Why scrape Indeed Jobs?
Web scraping indeed.com is a popular use case for job seekers, recruiters, and HR professionals.
With job monitoring scraping we can keep track job listings and how they change over time giving insights to market trends. By scraping Indeed.com job search we can also aggregate employment data of specific regions and mediums. e.g. scraping "Python Developers in San Francisco" we can keep track of Python opportunities in one particular area and how they change over time.
Indeed data scraping can also be used in Market research. It provides not only job listing details but comprehensive company profile pages that in combination can be used to create reliable market research graphs and reports.
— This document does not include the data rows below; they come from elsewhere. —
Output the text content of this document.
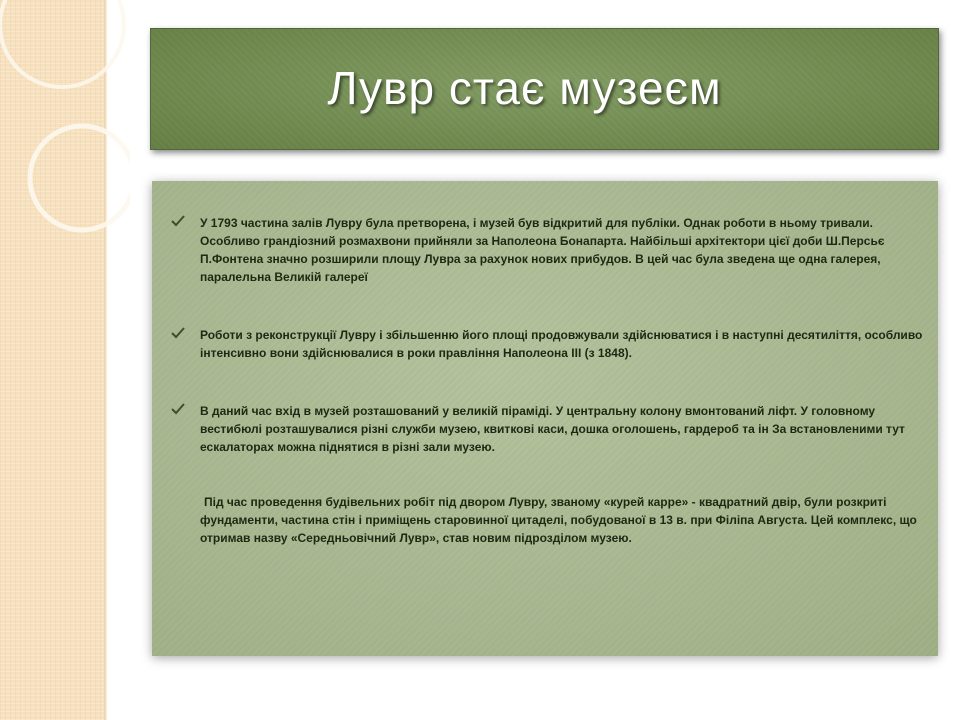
Лувр стає музеєм
У 1793 частина залів Лувру була претворена, і музей був відкритий для публіки. Однак роботи в ньому тривали. Особливо грандіозний розмахвони прийняли за Наполеона Бонапарта. Найбільші архітектори цієї доби Ш.Персьє П.Фонтена значно розширили площу Лувра за рахунок нових прибудов. В цей час була зведена ще одна галерея, паралельна Великій галереї
Роботи з реконструкції Лувру і збільшенню його площі продовжували здійснюватися і в наступні десятиліття, особливо інтенсивно вони здійснювалися в роки правління Наполеона III (з 1848).
В даний час вхід в музей розташований у великій піраміді. У центральну колону вмонтований ліфт. У головному вестибюлі розташувалися різні служби музею, квиткові каси, дошка оголошень, гардероб та ін За встановленими тут ескалаторах можна піднятися в різні зали музею.
Під час проведення будівельних робіт під двором Лувру, званому «курей карре» - квадратний двір, були розкриті фундаменти, частина стін і приміщень старовинної цитаделі, побудованої в 13 в. при Філіпа Августа. Цей комплекс, що отримав назву «Середньовічний Лувр», став новим підрозділом музею.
Indeed.com is often scraped by recruiters who list their own job listings on the platform for competitive analysis as it can help to optimize job listings to the current market trends.
Finally, Indeed contains a lot of user-generated content like company reviews which can be used for sentiment analysis and reputation management as well as AI training.